Příběh kriminálního rady
- Author: Ladislav Fuks
- Language: Czech
- Publisher: Československý spisovatel [cs]
- Publication date: 1971

= Příběh kriminálního rady =

1971 novel by Ladislav Fuks

Příběh kriminálního rady (“The Story of a Police Commissioner”) is a Czech crime novel by Ladislav Fuks. The protagonist, Viki, is a teenage boy raised by his despotic father, Police Commissioner Heumann. The novel takes place in the capitol of an unnamed Western European state. It was first published in 1971. It has been translated into Hungarian, Polish and Romanian.

The 1978 Polish film Wśród nocnej ciszy, written and directed by Tadeusz Chmielewski, was adapted from the novel. In 1994, it was adapted into a Czech television film of the same name, directed by Dušan Klein and with a screenplay by Bohumila Zelenkovál. Czech Radio released an abridged audiobook version in 2013.

== Plot ==
Teenage boy Viki Heumann felt isolated and abandoned at home. His mother died when he was a child, and he has been raised solely by his father, the Chief Police Commissioner, a cold, demanding man and an advocate against the abolition of the death penalty.

Commissioner Heumann is investigating the unsolved murders of two young children, both occurring in villages just outside of the city. Viki, observing his father's efforts, believes his father is struggling to solve the case, and, in an effort to prove his worth to his father, decides to investigate the homicides himself.

During this time, Viki and his boyfriend, Barry, are planning for an adventurous trip to Turkey next summer. One day, Viki comes home late, and his father forbids him from going on the trip. The Heumann family butler, a man Viki respects, advises Viki against trying to solve the murders alone. Later, a third child is murdered, and public pressure mounts. If the Commissioner fails to solve the cases quickly, he will be forced to resign from his position.

Suddenly, the Commissioner rescinds his decision, allowing Viki go to Turkey. He offers to give his son a ride. On the drive, the Commissioner explains that the murderer is to be caught in the fields on the outskirts of the city, telling Vicki that he will at least see the closure to the case he was so interested in. Once in the deserted countryside, the Commissioner shoots his son in the back of the head, shedding a mournful tear for the first time since he was a child.

At the end of the story, the Commissioner catches the perpetrator, a man named Brikcius, who is killed during questioning, thus closing the case.
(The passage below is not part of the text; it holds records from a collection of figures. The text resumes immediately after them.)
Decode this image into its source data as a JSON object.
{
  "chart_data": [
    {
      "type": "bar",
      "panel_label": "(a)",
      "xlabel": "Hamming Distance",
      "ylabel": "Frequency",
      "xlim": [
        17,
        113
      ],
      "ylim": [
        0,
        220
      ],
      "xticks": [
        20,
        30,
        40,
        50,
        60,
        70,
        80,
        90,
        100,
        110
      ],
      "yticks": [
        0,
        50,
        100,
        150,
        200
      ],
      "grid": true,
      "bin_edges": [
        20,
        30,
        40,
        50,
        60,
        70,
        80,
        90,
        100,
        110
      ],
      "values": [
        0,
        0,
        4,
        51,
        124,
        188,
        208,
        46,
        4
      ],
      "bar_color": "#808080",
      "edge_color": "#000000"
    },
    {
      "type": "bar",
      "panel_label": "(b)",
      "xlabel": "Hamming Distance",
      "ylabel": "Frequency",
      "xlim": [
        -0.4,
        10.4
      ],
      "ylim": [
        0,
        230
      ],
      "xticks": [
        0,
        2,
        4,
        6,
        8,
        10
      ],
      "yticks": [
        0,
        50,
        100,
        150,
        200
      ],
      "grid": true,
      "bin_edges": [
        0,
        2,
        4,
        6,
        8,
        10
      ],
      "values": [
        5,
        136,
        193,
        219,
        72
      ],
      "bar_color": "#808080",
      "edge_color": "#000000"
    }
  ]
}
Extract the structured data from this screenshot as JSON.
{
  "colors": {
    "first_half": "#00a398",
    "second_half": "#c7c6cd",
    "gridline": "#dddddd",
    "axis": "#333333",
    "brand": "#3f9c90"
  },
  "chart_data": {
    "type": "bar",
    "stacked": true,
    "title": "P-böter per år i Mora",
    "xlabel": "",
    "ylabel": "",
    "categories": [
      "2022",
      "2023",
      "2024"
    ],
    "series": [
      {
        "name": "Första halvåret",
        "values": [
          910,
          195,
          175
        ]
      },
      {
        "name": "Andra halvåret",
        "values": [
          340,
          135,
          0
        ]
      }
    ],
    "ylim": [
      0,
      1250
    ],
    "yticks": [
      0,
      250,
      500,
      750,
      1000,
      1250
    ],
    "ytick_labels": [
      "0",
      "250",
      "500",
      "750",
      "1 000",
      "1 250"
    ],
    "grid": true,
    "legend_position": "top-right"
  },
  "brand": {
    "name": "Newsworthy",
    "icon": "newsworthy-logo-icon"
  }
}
Only Commissioner Heumann and one of his colleagues know the truth: that while Brikcius did murder the first two children, and would therefore have received the death penalty had he not been killed during questioning, the third murder was committed by Viki as an intentional red herring. In an act of revenge against his father, he hoped to make the murders unsolvable so that the Commissioner would lose his position, breaking his spirit. When the Commissioner executed his son, he was punishing him for his crime, doing so extrajudicially to protect the memory and reputation of his son.

== Genre ==
The novel is often described as detective fiction, and while there is a crime at the beginning of the novel and a reveal of the perpetrator at the end, the investigative work by which Brikcius and Viki were discovered is not revealed to the reader and is not essential to the story. The primary emphasis of the novel is on the fractured relationship between father and son, and the power the Commissioner wields in his near-absolute authority, particularly the death penalty.